Ternyata bukan hanya Andy yang masih bingung dengan tujuan hidupnya, Jeane merasakan hal yang sama. Jeane masih sekolah di SMA favorit di Jakarta. Seperti orang muda yang lain, ia sangat energik; temannya banyak karena memang ia mudah bergaul. Pada saat ada acara camping bersama teman-temannya di daerah Puncak, ia bingung juga waktu ditanya oleh temannya tentang masa depannya. “Ya, kalau terserah nanti saja, apa jadinya,” demikian jawabnya. Temannya mendesak, “Kalau tidak dipikirkan dari sekarang, nanti kamu akan salah pilih waktu kuliah, dan rugi uang dong!” “Habis gimana ya, gak jelas yang menonjol mau jadi apa sih! Jadi pramugari udara juga boleh, jadi dosen juga boleh, jadi pedagang juga boleh, jadi pegawai negeri juga boleh! Habis kan semuanya belum jelas!” demikian ia menegaskan pada temannya. “Gimana kalau kamu jadi pelacur elite, uangnya banyak?” desak temannya. “Yaa, gak mau, nanti malah sakit AIDS!” tegasnya.

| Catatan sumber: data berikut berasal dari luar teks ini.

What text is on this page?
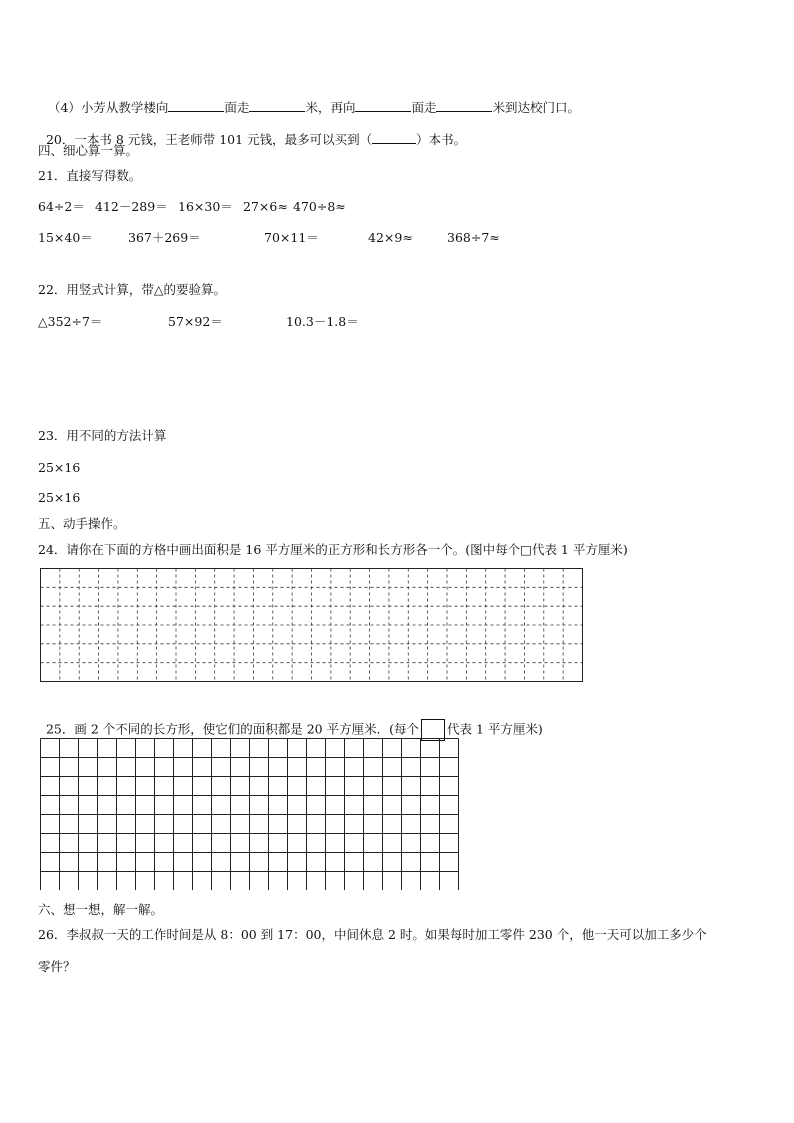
（4）小芳从教学楼向	面走	米，再向	面走	米到达校门口。

20．一本书 8 元钱，王老师带 101 元钱，最多可以买到（	）本书。

四、细心算一算。
21．直接写得数。
64÷2＝ 412－289＝ 16×30＝ 27×6≈ 470÷8≈
15×40＝	367＋269＝	70×11＝	42×9≈	368÷7≈
22．用竖式计算，带△的要验算。
△352÷7＝	57×92＝	10.3－1.8＝
23．用不同的方法计算
25×16
25×16
五、动手操作。
24．请你在下面的方格中画出面积是 16 平方厘米的正方形和长方形各一个。(图中每个□代表 1 平方厘米)

25．画 2 个不同的长方形，使它们的面积都是 20 平方厘米．(每个 代表 1 平方厘米)

六、想一想，解一解。
26．李叔叔一天的工作时间是从 8：00 到 17：00，中间休息 2 时。如果每时加工零件 230 个，他一天可以加工多少个
零件？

Sinta, seorang mahasiswi yang sedang kuliah kedokteran, tampaknya yang agak jelas mempunya tujuan hidupnya. Sejak sekolah di SMA, ia telah memilih untuk masuk jurusan IPA. Selama di SMA, ia punya cita-cita untuk menjadi seorang dokter yang dapat menolong orang-orang sakit. Bila ditanya mengapa ia memilih menjadi dokter untuk tujuan hidupnya, ia menjawab, “Aku ingin hidup untuk membantu orang lain agar menjadi sehat. Maka, aku ingin menjadi dokter yang dapat membantu kesembuhan orang lain.” “Tapi nanti setelah jadi dokter, kamu hanya cari untuk dengan menarik biaya tinggi dari pasien yang sakit?” desak temannya. “Ah, tidak; aku mau menjadi dokter yang memperhatikan orang lain, bukan yang mematikan pasien dengan bayaran tinggi!” demikian ia menegaskan.

Ketiga teman tadi: Andy, Jeane, dan Sinta, ternyata mempunya pandangan yang berbeda-beda tentang hari depannya. Meskipun sudah kuliah, Andy ternyata masih bingung dengan tujuan hidupnya mau menjadi apa. Ia masuk jurusan ekonomi karena ikut-ikutan temannya saja. Jeane belum mempunyai tujuan jelas, apa-apa boleh. Namun yang menarik, Jeane mempunyai catatan untuk masa depannya, yaitu ia tidak mau menjadi pelacur. Tampaknya ia mau menjadi apa pun, tetapi bukan yang “jahat”. Sedangkan Sinta cukup jelas dengan tujuan hidupnya, yaitu mau menjadi dokter, dan bukn sembarang dokter, melainkan dokter yang peka terhadap situasi dan kebutuhan pasiennya.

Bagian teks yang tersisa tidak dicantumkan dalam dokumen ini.